Savers may “take their foot off the gas” with retirement saving following the UCL’s findings that the rises in English life expectancy have almost levelled off, the industry has warned.
Office for National Statistics data analysis by University College London Institute of Health Equity director Sir Michael Marmot showed that life expectancy at birth has slowed to a one-year increase every 10 years for women and one for every six for men post-2010.
Commenting on the findings, Aegon director Steven Cameron warned: “There’s always a risk when people see figures like this that they take their foot of the gas when it comes to long-term savings, but this needs to be balanced against the fact most of us have a long retirement ahead.”
Even if improvements in life expectancy continue at a slower pace, “the reality is that those people approaching retirement age should be expecting to spend 20 or even 30 years in retirement, which requires serious financial planning, particularly for those people who won’t have a generous defined benefit pension to fall back on”, he added.
State Street Global Advisors senior DC investment strategist Maiyuresh Rajah agreed, stating: “Whether there has been a slowdown in the rising rates of life expectancy or not, it does not change the fact that retirement looks very different for the retirees of today and the future compared to the retirees of the past. People are already living longer than previous generations and the three stage life model of the past, where people move from education to employment to retirement is already outdated.”

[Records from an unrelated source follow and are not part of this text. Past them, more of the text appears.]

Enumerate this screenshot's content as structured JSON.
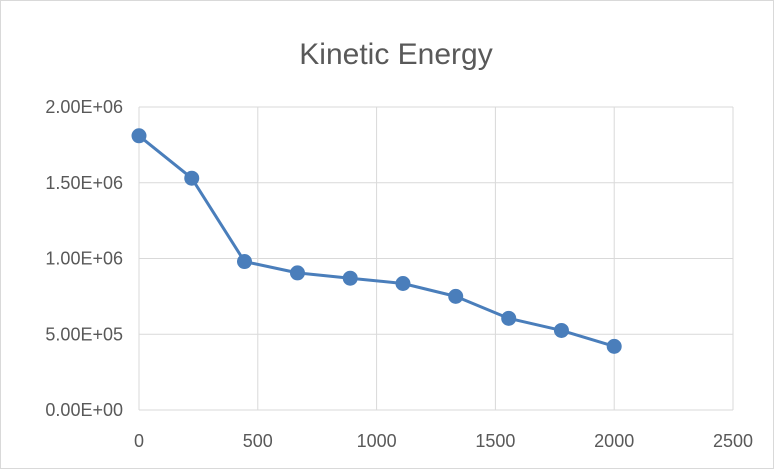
{
  "chart_data": {
    "type": "line",
    "title": "Kinetic Energy",
    "xlabel": "",
    "ylabel": "",
    "xlim": [
      0,
      2500
    ],
    "ylim": [
      0,
      2000000
    ],
    "x_ticks": [
      "0",
      "500",
      "1000",
      "1500",
      "2000",
      "2500"
    ],
    "y_ticks": [
      "0.00E+00",
      "5.00E+05",
      "1.00E+06",
      "1.50E+06",
      "2.00E+06"
    ],
    "grid": true,
    "legend": "none",
    "series": [
      {
        "x": [
          0,
          222,
          444,
          667,
          889,
          1111,
          1333,
          1556,
          1778,
          2000
        ],
        "values": [
          1810000,
          1530000,
          980000,
          905000,
          870000,
          835000,
          750000,
          605000,
          525000,
          420000
        ],
        "color": "#4a7ebb"
      }
    ]
  }
}
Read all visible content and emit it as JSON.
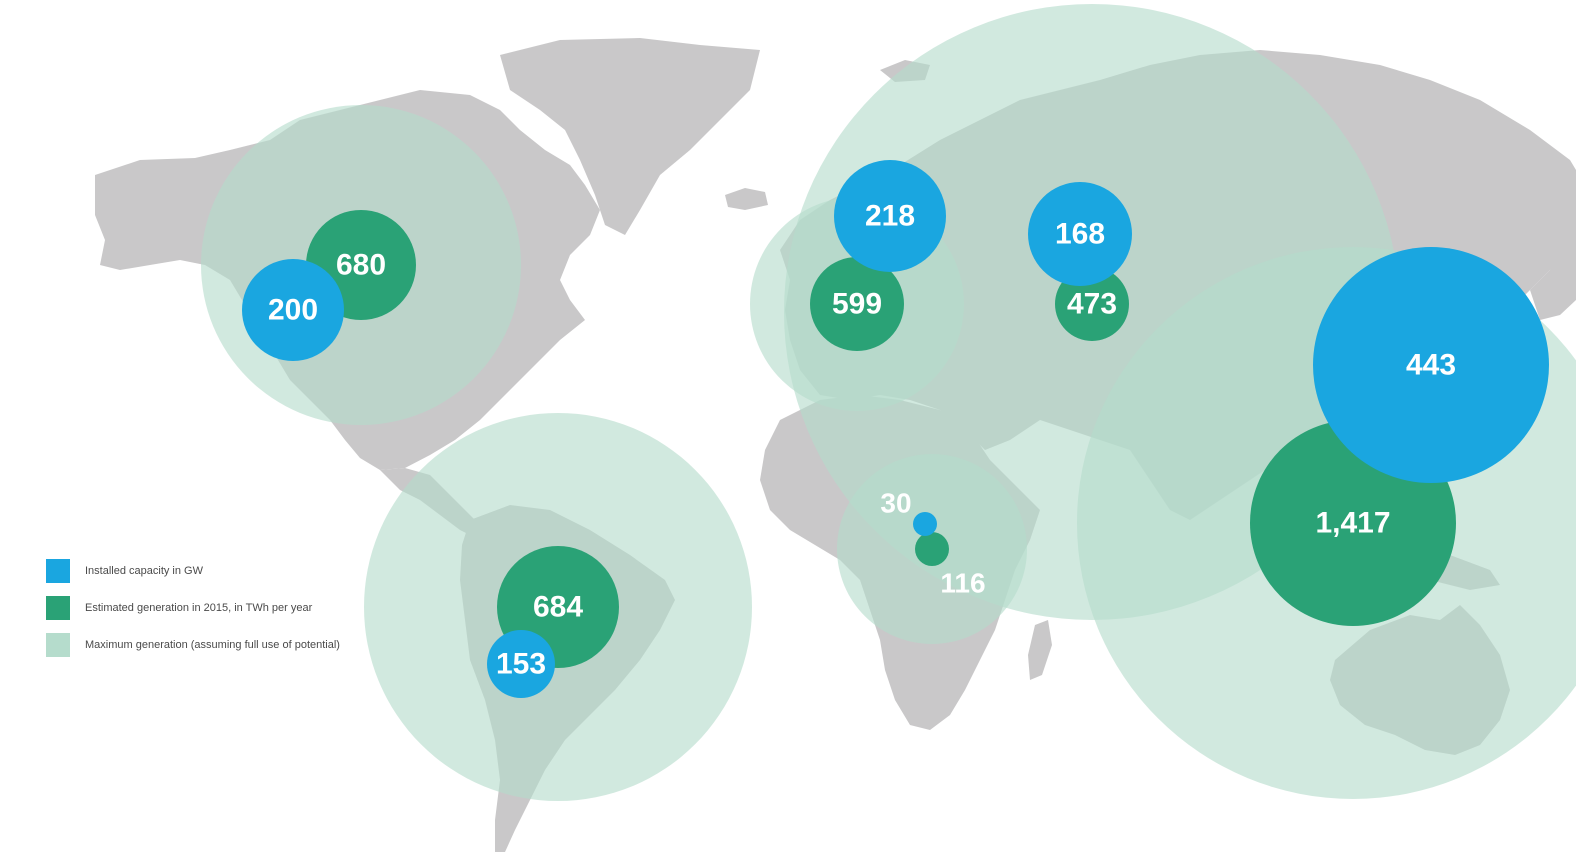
{
  "colors": {
    "installed": "#1aa6e0",
    "estimated": "#2aa276",
    "maximum": "#b5dccc",
    "land": "#c9c8c9"
  },
  "legend": {
    "installed_label": "Installed capacity in GW",
    "estimated_label": "Estimated generation in 2015, in TWh per year",
    "maximum_label": "Maximum generation (assuming full use of potential)"
  },
  "chart_data": {
    "type": "bubble-map",
    "regions": [
      {
        "installed_gw": 200,
        "installed_label": "200",
        "estimated_twh": 680,
        "estimated_label": "680"
      },
      {
        "installed_gw": 153,
        "installed_label": "153",
        "estimated_twh": 684,
        "estimated_label": "684"
      },
      {
        "installed_gw": 218,
        "installed_label": "218",
        "estimated_twh": 599,
        "estimated_label": "599"
      },
      {
        "installed_gw": 168,
        "installed_label": "168",
        "estimated_twh": 473,
        "estimated_label": "473"
      },
      {
        "installed_gw": 30,
        "installed_label": "30",
        "estimated_twh": 116,
        "estimated_label": "116"
      },
      {
        "installed_gw": 443,
        "installed_label": "443",
        "estimated_twh": 1417,
        "estimated_label": "1,417"
      }
    ]
  }
}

According to PTL managing director and PLSA chair Richard Butcher, rising longevity has long been a double-edged sword and therefore its slowdown “isn’t bad news for pension saving”.
“For a DB scheme, increased life expectancy has meant more expensive schemes – with the employer picking up the tab. This has contributed to their demise. Flattening or slowing increases in life expectancy will ease the financial pressure on those employers. For a DC scheme member, increased life expectancy has meant having to make their savings last longer. Flattening or slowing life expectancy will ease that pressure.
“In other words, this isn’t bad news for pension saving. Reducing life expectancy may mean shorter lives, but it also means more affordable pensions,” he explained.
Quantum Advisory senior consultant and actuary Simon Hubbard agreed, stating that the slowing of life expectancy improvements since 2013 has knocked approximately 5 per cent off the liabilities of a typical DB pension scheme, equivalent to £75 billion across all UK schemes.
“This offers welcome relief for schemes facing liability increases of around 30 per cent as a result of falling gilt yields. Not all pension scheme trustees will have incorporated the latest evidence on life expectancy in their scheme valuations yet, perhaps taking a cautious approach to see if the trend continues or is just a blip,” he said.
If future life expectancy improvements continue at a much lower rate than previously expected, this could knock another 2-4 per cent off DB pension scheme liabilities, Hubbard added.
For DC, Hubbard stated the cost of buying an annuity will have come down by about 3-4 per cent since 2013 as a result of life expectancy changes (albeit only offsetting an increase of around 20 per cent from falling gilt yields).
If the longevity slowdown trend continues it could knock another 2-3 per cent off the cost of buying an annuity, he added.
However, Hubbard noted that both trustees and insurers will be cautious about reducing their assumptions for future life expectancy and will wait to see if the trend continues or is “just a blip”.
AMNT co-chair David Weeks echoed this, noting that the UCLs’ findings confirm projections that have been under discussion for some weeks, with opinions varying as to the causes of the slowdown.
“Trustees do not, of course, have any policy remit for taking remedial action. We will need to take into account latest data when we come to update our valuations of liabilities and assets. Other factors will apply here, too, of course. There is, for example, a change in the latest headline inflation figure. I suspect that most trustee boards will wish to take a measured approach to changes in valuation assumptions,” he said.
Standard Life Investments investment director George Emmerson warned that mortality tables “can be affected by a specific event, bad weather, widespread illness etc so it’s always worth treating them with a slight pinch of salt and looking at long-terms trends to see if there are any tail event numbers that have distorted the trend”.
Therefore, PLSA head of governance and investment Joe Dabrowski suggested DB trustees look carefully at the proportion of more affluent members in their scheme to ensure they have the right funding plans in place, due to the longevity disparity between different socio-economic groups.